Another potentially useful treaty is the Convention on Biological Diversity (CBD). Since ocean acidification causes trophic cascade and loss of species in the food chain, the CBD could be applicable. Article 3 asks that countries refrain from activities that damage biodiversity outside their territory. Since increases of CO2 in the atmosphere and related ocean acidification impacts biodiversity, the CBD could be instrumental. Moreover, the Nagoya Strategic Plan within the CBD has a mandate specifically to address ocean acidification. The issue has already been incorporated into the CBD. The CBD has some limitations: it doesn’t have a binding dispute resolution mechanism and it has poor record in terms of protecting biodiversity. However it has the ability to exert pressure on countries and advance its mandate to focus on impacts of ocean acidification.

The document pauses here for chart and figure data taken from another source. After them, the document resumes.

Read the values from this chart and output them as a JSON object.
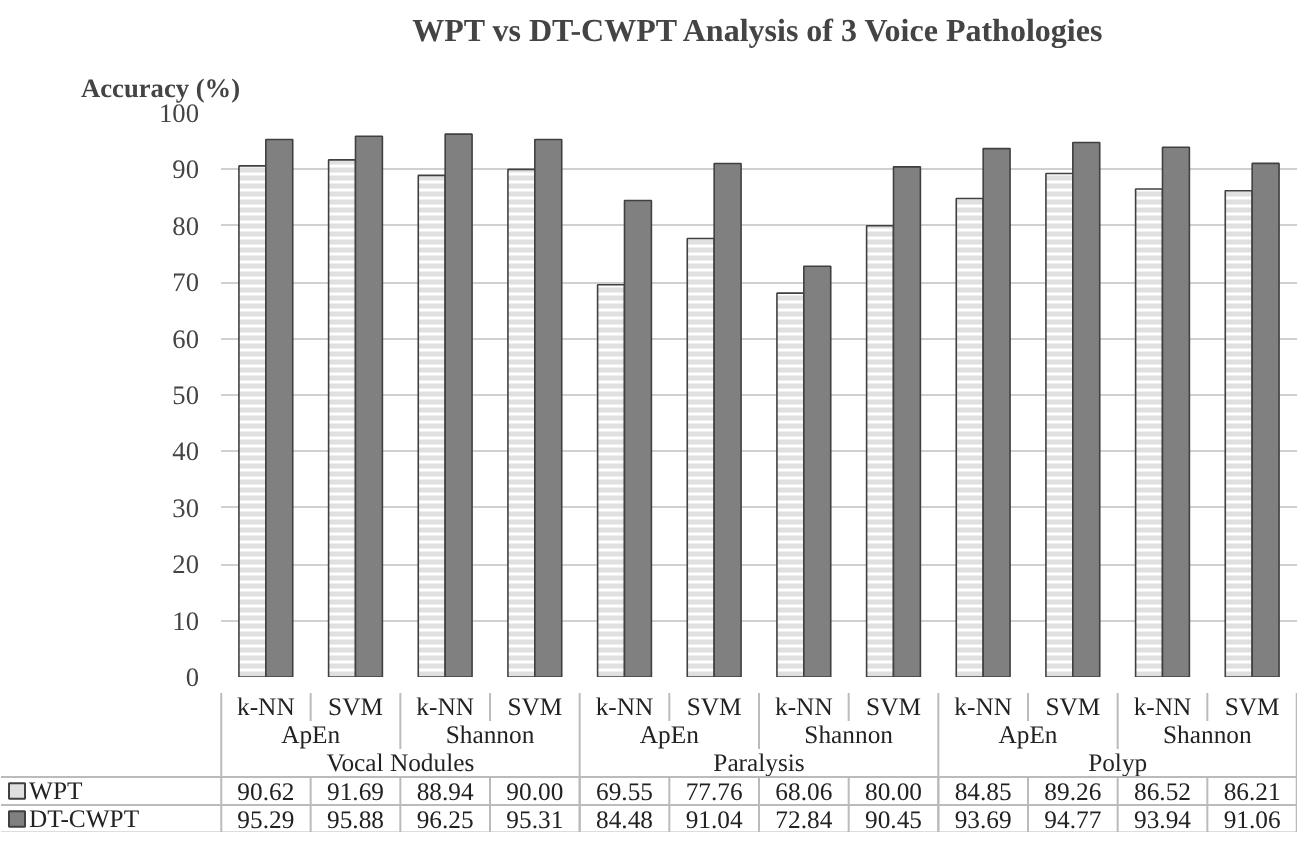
{
  "chart_data": {
    "type": "bar",
    "title": "WPT vs DT-CWPT Analysis of 3 Voice Pathologies",
    "ylabel": "Accuracy (%)",
    "categories": [
      "k-NN",
      "SVM",
      "k-NN",
      "SVM",
      "k-NN",
      "SVM",
      "k-NN",
      "SVM",
      "k-NN",
      "SVM",
      "k-NN",
      "SVM"
    ],
    "annotations": [
      "ApEn",
      "Shannon",
      "ApEn",
      "Shannon",
      "ApEn",
      "Shannon",
      "Vocal Nodules",
      "Paralysis",
      "Polyp"
    ],
    "series": [
      {
        "name": "WPT",
        "color": "#e0e0e0",
        "values": [
          90.62,
          91.69,
          88.94,
          90.0,
          69.55,
          77.76,
          68.06,
          80.0,
          84.85,
          89.26,
          86.52,
          86.21
        ],
        "value_labels": [
          "90.62",
          "91.69",
          "88.94",
          "90.00",
          "69.55",
          "77.76",
          "68.06",
          "80.00",
          "84.85",
          "89.26",
          "86.52",
          "86.21"
        ]
      },
      {
        "name": "DT-CWPT",
        "color": "#808080",
        "values": [
          95.29,
          95.88,
          96.25,
          95.31,
          84.48,
          91.04,
          72.84,
          90.45,
          93.69,
          94.77,
          93.94,
          91.06
        ],
        "value_labels": [
          "95.29",
          "95.88",
          "96.25",
          "95.31",
          "84.48",
          "91.04",
          "72.84",
          "90.45",
          "93.69",
          "94.77",
          "93.94",
          "91.06"
        ]
      }
    ],
    "ylim": [
      0,
      100
    ],
    "yticks": [
      0,
      10,
      20,
      30,
      40,
      50,
      60,
      70,
      80,
      90,
      100
    ],
    "grid": "y",
    "legend": "bottom"
  }
}
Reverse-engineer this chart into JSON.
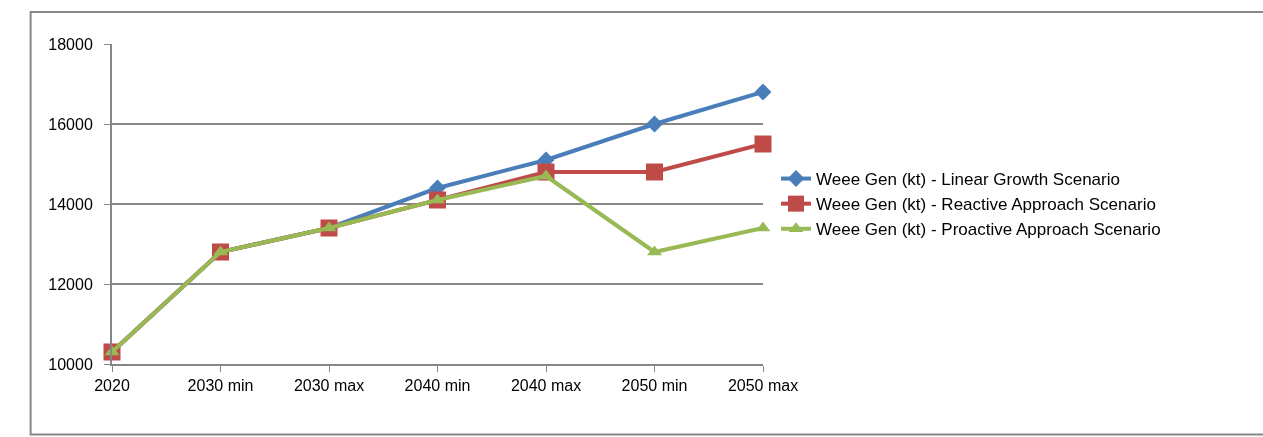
{
  "chart_data": {
    "type": "line",
    "categories": [
      "2020",
      "2030 min",
      "2030 max",
      "2040 min",
      "2040 max",
      "2050 min",
      "2050 max"
    ],
    "series": [
      {
        "name": "Weee Gen (kt) - Linear Growth Scenario",
        "color": "#4a7ebb",
        "marker": "diamond",
        "values": [
          10300,
          12800,
          13400,
          14400,
          15100,
          16000,
          16800
        ]
      },
      {
        "name": "Weee Gen (kt) - Reactive Approach Scenario",
        "color": "#be4b48",
        "marker": "square",
        "values": [
          10300,
          12800,
          13400,
          14100,
          14800,
          14800,
          15500
        ]
      },
      {
        "name": "Weee Gen (kt) - Proactive Approach Scenario",
        "color": "#98b954",
        "marker": "triangle",
        "values": [
          10300,
          12800,
          13400,
          14100,
          14700,
          12800,
          13400
        ]
      }
    ],
    "ylim": [
      10000,
      18000
    ],
    "yticks": [
      10000,
      12000,
      14000,
      16000,
      18000
    ],
    "grid": "y",
    "legend": "right",
    "line_style": "solid"
  }
}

Finally, there are other potential regimes such as many fishery regimes that include options to protect threatened areas. The scope of marine protected areas can be expanded to acknowledge the threats of ocean acidification. Ocean acidification from pollutants, such as SO2, can be addressed through LORTAP (Long Range Transboundary Air Pollution) regime.
We have studied only 1-2 percent of world’s ocean species in term of impacts of ocean acidification, creating a huge opportunity for more research. Most current research is lab-based, limiting the scope of real-world application. More information is needed relating to synergism and interactive impacts, as well as multi species impacts in the real world. Such research might be expensive, but is critical to determining several related questions.

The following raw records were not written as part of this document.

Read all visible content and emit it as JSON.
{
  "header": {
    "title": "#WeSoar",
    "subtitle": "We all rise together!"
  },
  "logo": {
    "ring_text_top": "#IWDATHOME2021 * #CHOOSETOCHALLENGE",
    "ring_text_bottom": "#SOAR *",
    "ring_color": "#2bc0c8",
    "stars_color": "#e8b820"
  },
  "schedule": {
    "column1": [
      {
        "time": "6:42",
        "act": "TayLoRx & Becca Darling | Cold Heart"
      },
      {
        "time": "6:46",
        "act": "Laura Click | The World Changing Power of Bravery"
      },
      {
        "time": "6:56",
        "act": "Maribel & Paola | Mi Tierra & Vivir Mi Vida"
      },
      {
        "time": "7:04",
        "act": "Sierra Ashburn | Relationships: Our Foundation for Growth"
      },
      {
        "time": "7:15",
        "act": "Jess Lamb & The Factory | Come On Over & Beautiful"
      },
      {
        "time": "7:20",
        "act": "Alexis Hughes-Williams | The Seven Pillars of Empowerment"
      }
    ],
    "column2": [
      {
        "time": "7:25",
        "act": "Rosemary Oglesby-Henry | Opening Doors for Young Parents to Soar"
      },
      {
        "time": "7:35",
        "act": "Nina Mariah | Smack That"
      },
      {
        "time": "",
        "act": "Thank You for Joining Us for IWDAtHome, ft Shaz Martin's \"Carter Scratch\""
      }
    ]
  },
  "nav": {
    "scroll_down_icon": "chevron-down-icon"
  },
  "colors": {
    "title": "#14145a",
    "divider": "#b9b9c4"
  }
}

Ocean acidification is rapidly emerging as a serious threat to the world’s ocean species. It is also an appealing topic to address from a political standpoint as it is easily understandable to the public and lacks the ideological baggage attached to climate change debates. It is an issue that easily could be a tool for reducing CO2 emissions, and ideally should be emphasized at the same level as the climate impact from greenhouse gases.
The Global Environmental Politics program in the School of International Service at American University is a diverse and inclusive community. The program does not necessarily endorse the ideas contained in this or any other guest post. Please understand that our aim is to provide a space for the expression of a range of perspectives on global environmental concerns.